La neige présente une remarquable protection thermique pour le sol et pour les espèces qui s’y enfouissent ou qui en sont recouvert. En effet, la température dans la couche de neige reste très acceptable et au niveau du sol, gràce à l’échange de flux thermique de la terre, il peut faire 0° . Si il y a suffisament d’épaisseur, les écarts de température sont diminués et le sol gèle moins en profondeur. La couverture neigeuse protège donc les plantes du gel (sauf dans les régions où la neige ne tombe presque jamais et où les plantes ne sont pas du tout adaptées, la neige peux alors brûler leurs tissus trop sensibles).

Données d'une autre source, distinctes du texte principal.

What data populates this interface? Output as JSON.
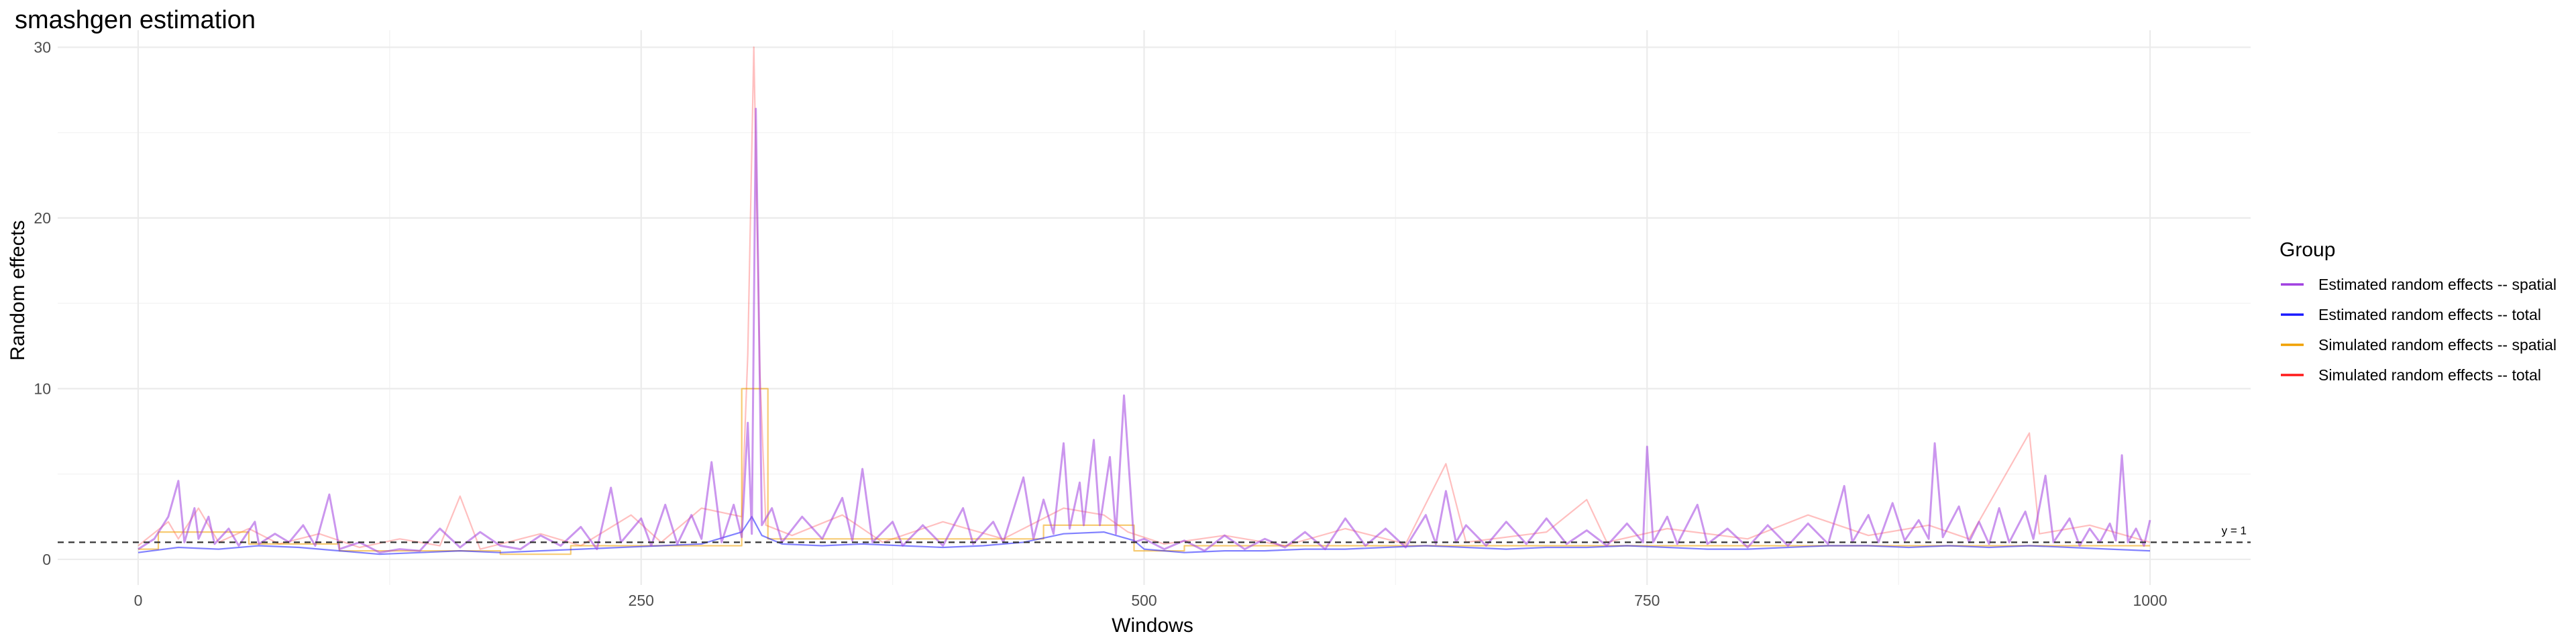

neigeDans les régions où les chutes de neige sont habituelles et où  la couverture de neige est longue, les espèces tant animales que végétales présentent souvent des adaptations à la neige. Par exemple, les conifères vont adopter un port en colonne, les buissons un port en coussin. La plupart des plantes se coucheront sous le poids de la neige sans se briser et au fur et à mesure de la fonte des neiges, les arbustes, comme les saules, les genêts, les rhododendrons, se relèveront pour reprendre leur forme. Ces zones peuvent provoquer des coulées de neige du fait de l’instabilité du manteau neigeux.

Les rongeurs savent parfaitement creuser des galeries dans la neige pour y dormir et même accéder au sol et trouver de la nourriture qui n’aura pas gelé sous la couche neigeuse.  A la fonte des neiges, on voit très nettement les coulées qu’ils ont laissées à l’interface du sol et de la neige,  de véritables chemins où l’herbe est aplatie.

Les jardiniers disent que la neige vaut un engrais ! Une des explications est dans le fait que le froid et la présence de neige en diminuant la minéralisation de la matière organique (MO), évitent les pertes d’azote (N). Puis quand la neige fond, contrairement à la pluie qui entraine rapidement les nitrates (NO3), l’eau est libérée lentement et lessive moins ces derniers.